What makes these flaws even more frustrating is the knowledge that other parts of this novel are actually pretty good. Not rave-worthy, but the dialogues are nice and well-rounded, and the action sequences could have been great were they not so mind-numbingly repetitive. After all, there are three chase scenes in space ships and three or four on foot. That’s a lot.
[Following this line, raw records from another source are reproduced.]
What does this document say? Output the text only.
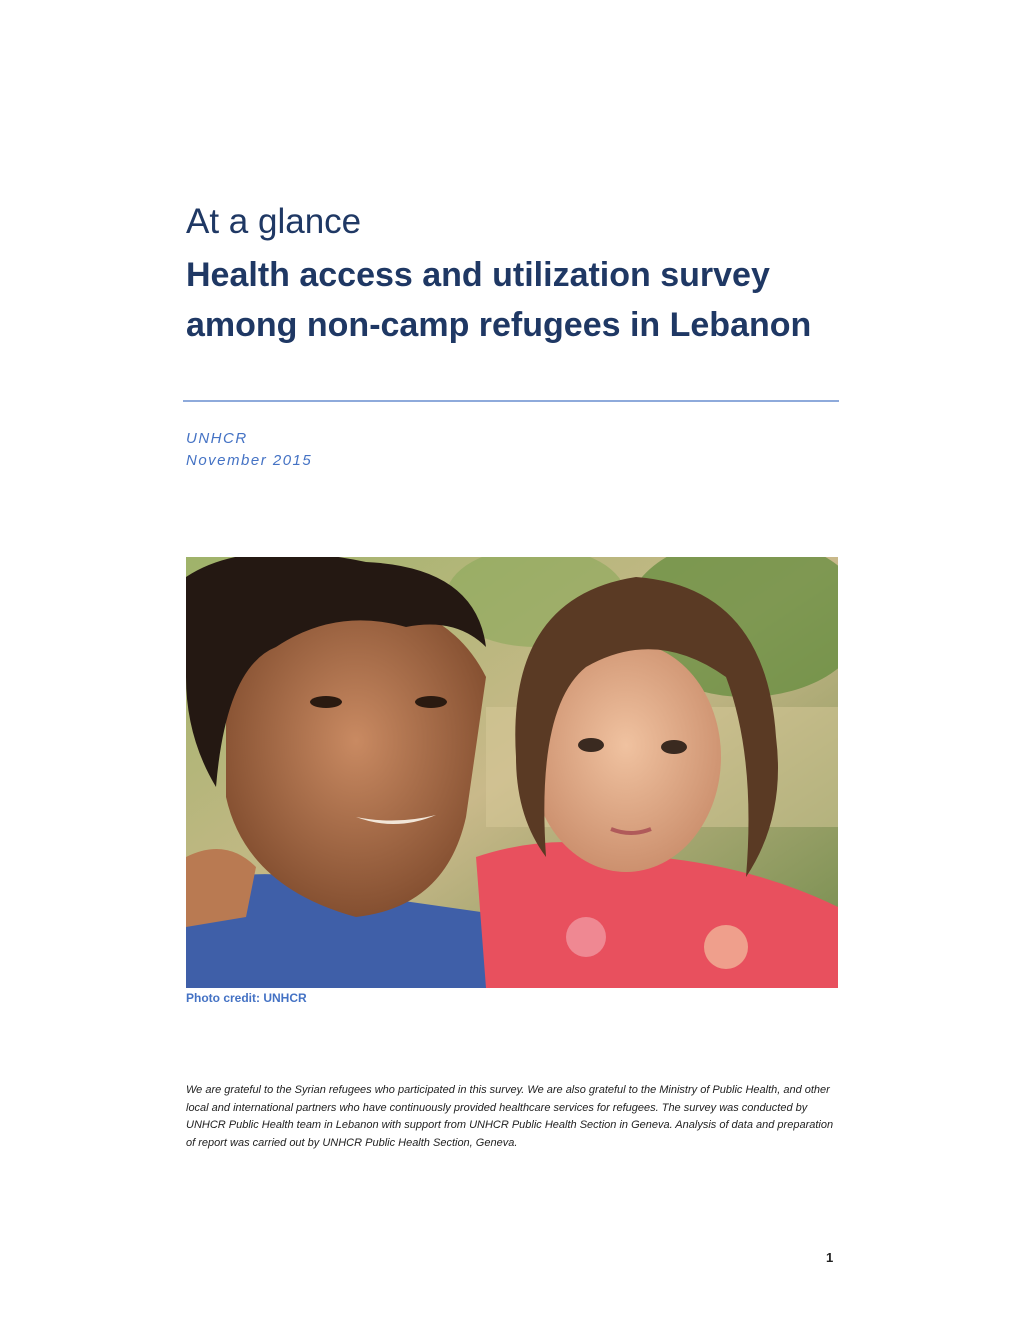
At a glance
Health access and utilization survey among non-camp refugees in Lebanon
UNHCR
November 2015
Photo credit: UNHCR
We are grateful to the Syrian refugees who participated in this survey. We are also grateful to the Ministry of Public Health, and other local and international partners who have continuously provided healthcare services for refugees. The survey was conducted by UNHCR Public Health team in Lebanon with support from UNHCR Public Health Section in Geneva. Analysis of data and preparation of report was carried out by UNHCR Public Health Section, Geneva.
1
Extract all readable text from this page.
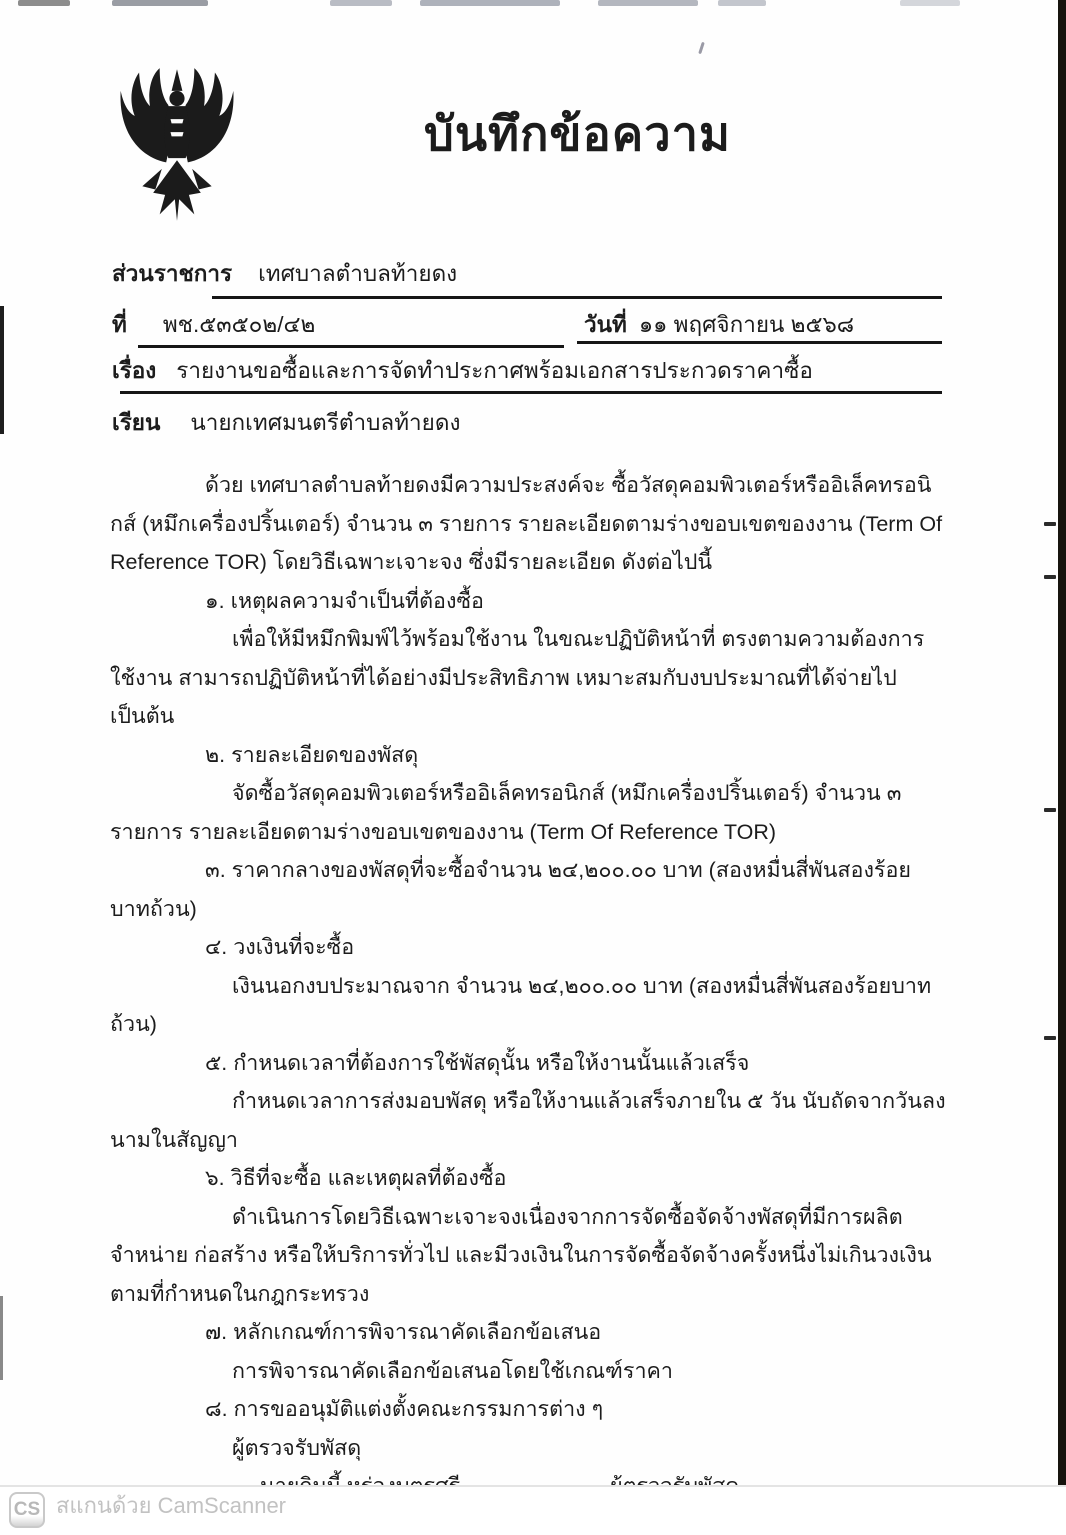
บันทึกข้อความ
ส่วนราชการ เทศบาลตำบลท้ายดง
ที่ พช.๕๓๕๐๒/๔๒	วันที่ ๑๑ พฤศจิกายน ๒๕๖๘
เรื่อง รายงานขอซื้อและการจัดทำประกาศพร้อมเอกสารประกวดราคาซื้อ
เรียน นายกเทศมนตรีตำบลท้ายดง

ด้วย เทศบาลตำบลท้ายดงมีความประสงค์จะ ซื้อวัสดุคอมพิวเตอร์หรืออิเล็คทรอนิกส์ (หมึกเครื่องปริ้นเตอร์) จำนวน ๓ รายการ รายละเอียดตามร่างขอบเขตของงาน (Term Of Reference TOR) โดยวิธีเฉพาะเจาะจง ซึ่งมีรายละเอียด ดังต่อไปนี้

๑. เหตุผลความจำเป็นที่ต้องซื้อ

เพื่อให้มีหมึกพิมพ์ไว้พร้อมใช้งาน ในขณะปฏิบัติหน้าที่ ตรงตามความต้องการใช้งาน สามารถปฏิบัติหน้าที่ได้อย่างมีประสิทธิภาพ เหมาะสมกับงบประมาณที่ได้จ่ายไป เป็นต้น

๒. รายละเอียดของพัสดุ

จัดซื้อวัสดุคอมพิวเตอร์หรืออิเล็คทรอนิกส์ (หมึกเครื่องปริ้นเตอร์) จำนวน ๓ รายการ รายละเอียดตามร่างขอบเขตของงาน (Term Of Reference TOR)

๓. ราคากลางของพัสดุที่จะซื้อจำนวน ๒๔,๒๐๐.๐๐ บาท (สองหมื่นสี่พันสองร้อยบาทถ้วน)

๔. วงเงินที่จะซื้อ

เงินนอกงบประมาณจาก จำนวน ๒๔,๒๐๐.๐๐ บาท (สองหมื่นสี่พันสองร้อยบาทถ้วน)

๕. กำหนดเวลาที่ต้องการใช้พัสดุนั้น หรือให้งานนั้นแล้วเสร็จ

กำหนดเวลาการส่งมอบพัสดุ หรือให้งานแล้วเสร็จภายใน ๕ วัน นับถัดจากวันลงนามในสัญญา

๖. วิธีที่จะซื้อ และเหตุผลที่ต้องซื้อ

ดำเนินการโดยวิธีเฉพาะเจาะจงเนื่องจากการจัดซื้อจัดจ้างพัสดุที่มีการผลิต จำหน่าย ก่อสร้าง หรือให้บริการทั่วไป และมีวงเงินในการจัดซื้อจัดจ้างครั้งหนึ่งไม่เกินวงเงินตามที่กำหนดในกฎกระทรวง

๗. หลักเกณฑ์การพิจารณาคัดเลือกข้อเสนอ

การพิจารณาคัดเลือกข้อเสนอโดยใช้เกณฑ์ราคา

๘. การขออนุมัติแต่งตั้งคณะกรรมการต่าง ๆ

ผู้ตรวจรับพัสดุ

CS สแกนด้วย CamScanner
But by far the most infuriating part of this entire novel is the final show down. 60 pages ‘til the end, I was fully expecting there to be a sequel in order to do all the unresolved storylines justice. But no. Nope. Everything is neatly resolved within a few short pages. The crew immediately finds the gadget they have to destroy in this vast space academy that is the ONLY ONE OF ITS KIND (!) despite being chased by some unspecified evil soldiers. The crew, entirely untrained with weapons, manages to take out the majority of their opponents with guns that shoot temporarily sleep-inducing chemicals – while the bad guys have actual bullets – in a matter of minutes. They get trapped in a room where they are getting fired at with actual bullets as they hide behind a barricade. Thankfully, Nax is a quick thinker and releases the gas from a few containers in the direction of their assailants. Not to kill them, obviously, this is the fluffiest of all YA novels after all. No, they counter their being targeted with ACTUAL BULLETS with laughing gas. The bad guys are literally defeated by the power of a light chuckle.
Nothing like taking the stakes out of intergalactic genocide.
Listen. The Disasters wasn’t awful. I just wouldn’t read it again and I can’t say I’d recommend it when there were so many more enjoyable books released in 2018.
Sounds harsh but, honestly: criticism is hard. Grab a helmet.